Authenticity and verifiable details make history a more reliable narrative of human
experience. Though access to the truth is more tangible when it is gleaned through the
memories of personal experience , rather than sifted through historical data and
artefacts. Baker achieves a melding of the two so that research verifies and bears out
the verbal histories of those who were there. Though Polanski is sceptical of these
notions “I mean there is no ultimate truth in it because nobody can really… you can’t
explain it in anyway so the truth is very difficult to get at. But whatever the truth is in
you of that subject and one, you have to be true to that truth,” realising that ‘truth is
idiosyncratic to the individual, formed by their personal memories and experiences.

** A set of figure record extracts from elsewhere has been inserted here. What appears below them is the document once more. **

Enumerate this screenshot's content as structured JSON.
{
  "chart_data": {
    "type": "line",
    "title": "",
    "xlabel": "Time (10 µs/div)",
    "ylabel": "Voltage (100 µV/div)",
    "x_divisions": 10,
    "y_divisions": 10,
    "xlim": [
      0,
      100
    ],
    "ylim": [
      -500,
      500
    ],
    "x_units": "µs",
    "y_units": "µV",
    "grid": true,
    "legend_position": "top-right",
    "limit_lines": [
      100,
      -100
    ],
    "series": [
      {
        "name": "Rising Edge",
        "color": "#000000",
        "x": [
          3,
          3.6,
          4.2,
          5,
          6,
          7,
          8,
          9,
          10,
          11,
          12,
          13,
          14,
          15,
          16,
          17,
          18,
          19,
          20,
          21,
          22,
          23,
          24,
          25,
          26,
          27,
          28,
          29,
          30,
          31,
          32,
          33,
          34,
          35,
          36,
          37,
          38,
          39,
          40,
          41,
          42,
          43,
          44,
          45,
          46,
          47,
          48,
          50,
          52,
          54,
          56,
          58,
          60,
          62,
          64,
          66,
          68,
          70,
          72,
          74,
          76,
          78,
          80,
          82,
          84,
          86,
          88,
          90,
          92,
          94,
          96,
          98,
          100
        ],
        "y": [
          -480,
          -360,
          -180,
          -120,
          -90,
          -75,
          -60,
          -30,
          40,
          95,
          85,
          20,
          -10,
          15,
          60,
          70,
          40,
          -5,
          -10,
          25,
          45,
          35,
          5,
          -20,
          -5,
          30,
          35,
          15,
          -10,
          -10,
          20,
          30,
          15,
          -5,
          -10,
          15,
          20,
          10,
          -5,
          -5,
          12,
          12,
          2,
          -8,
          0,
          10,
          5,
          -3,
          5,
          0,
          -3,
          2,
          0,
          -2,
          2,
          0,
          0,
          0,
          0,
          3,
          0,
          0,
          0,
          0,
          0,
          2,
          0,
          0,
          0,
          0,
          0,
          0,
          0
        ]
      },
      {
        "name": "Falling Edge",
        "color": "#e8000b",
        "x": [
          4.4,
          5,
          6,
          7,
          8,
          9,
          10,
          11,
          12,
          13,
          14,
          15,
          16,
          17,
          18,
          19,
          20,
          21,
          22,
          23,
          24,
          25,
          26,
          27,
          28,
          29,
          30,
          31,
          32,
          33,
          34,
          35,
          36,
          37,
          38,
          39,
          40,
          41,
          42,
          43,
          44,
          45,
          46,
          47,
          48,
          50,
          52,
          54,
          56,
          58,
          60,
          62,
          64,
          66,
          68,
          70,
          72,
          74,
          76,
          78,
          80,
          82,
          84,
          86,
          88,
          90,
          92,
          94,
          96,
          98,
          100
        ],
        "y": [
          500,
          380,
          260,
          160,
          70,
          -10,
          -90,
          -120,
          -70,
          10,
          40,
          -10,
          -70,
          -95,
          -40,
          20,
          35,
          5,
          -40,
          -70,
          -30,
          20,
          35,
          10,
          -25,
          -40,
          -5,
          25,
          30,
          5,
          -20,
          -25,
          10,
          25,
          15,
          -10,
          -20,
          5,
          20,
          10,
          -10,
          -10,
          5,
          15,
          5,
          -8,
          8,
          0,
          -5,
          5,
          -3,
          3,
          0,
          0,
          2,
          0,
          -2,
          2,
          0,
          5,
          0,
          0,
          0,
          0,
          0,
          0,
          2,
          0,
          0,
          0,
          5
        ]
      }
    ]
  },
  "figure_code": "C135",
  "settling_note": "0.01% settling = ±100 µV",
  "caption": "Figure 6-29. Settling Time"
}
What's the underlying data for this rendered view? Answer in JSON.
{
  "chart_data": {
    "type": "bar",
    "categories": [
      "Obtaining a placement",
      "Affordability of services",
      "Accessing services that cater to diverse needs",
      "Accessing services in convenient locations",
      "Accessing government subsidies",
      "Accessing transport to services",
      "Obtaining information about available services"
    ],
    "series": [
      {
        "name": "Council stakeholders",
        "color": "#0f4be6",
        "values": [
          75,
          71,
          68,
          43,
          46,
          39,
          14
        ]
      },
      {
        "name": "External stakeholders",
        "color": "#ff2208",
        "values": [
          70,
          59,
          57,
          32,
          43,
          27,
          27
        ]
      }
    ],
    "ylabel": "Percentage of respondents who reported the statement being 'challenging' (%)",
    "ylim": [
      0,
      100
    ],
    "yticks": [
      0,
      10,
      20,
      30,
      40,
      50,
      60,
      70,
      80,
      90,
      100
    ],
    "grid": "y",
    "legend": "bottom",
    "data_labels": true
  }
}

However, in realising that ‘truth’ cannot represent a cohesive entity, he attempts to
present his own perspective and experience as closely as possible “…You can’t start
glamourising it, you can’t start to soften it, you have to tell it as you believe it is.” He
also tries to incorporate history and not be manipulated by his own memories and
emotions which can distort events. “It was going to be very flat, it was going to be
realistic.” Much like Genia and Yossl, Polanski’s memories have become distorted by
time; “We had sometimes very funny or heated discussions where I was always trying
to prove that there was some kind of discrepancy.” He is adamant in his own
representation of history, which has become irrevocably flawed through his emotions
which have coloured his world view.
Personal memories enable a means with which to enshrine the lessons of the past for
the present generation. Confirmed through Baker’s journey into the “gates of the
heart,” the study of history facilitates a more comprehensive understanding of the
nature of human existence; highlighting a growth in personal knowledge and moral
development. Metaphorically, the fiftieth gate is “where light hovers inside the
darkness. Inside the broken heart,” and only upon reaching this stage can one attain
the “highest knowledge of God,” or an enhanced self awareness and acceptance.
Mirrored in September 11: Bearing Witness to History, is the growth of knowledge
and moral development through the journey into the past. In revealing that the “tour is
now complete and the exhibition is permanently closed…” the composer suggests that
the victims have reached their ‘fiftieth gate’. This is reflected in the use of a white
background, which symbolises the light and coincides with Mark’s closing phrase
“…it always begins in blackness, until the first light illuminates a hidden fragment of
memory…”
The melding of history and memory attempts to gain an accurate representation of
truth. Based on the senses, the memory is fragmented, thus history serves to forge
reality with individual experience. Therefore, the perceived dry, academia of history
and the emotive memory, form a relationship to imbue the text with a believable, yet
engaging representation of the past.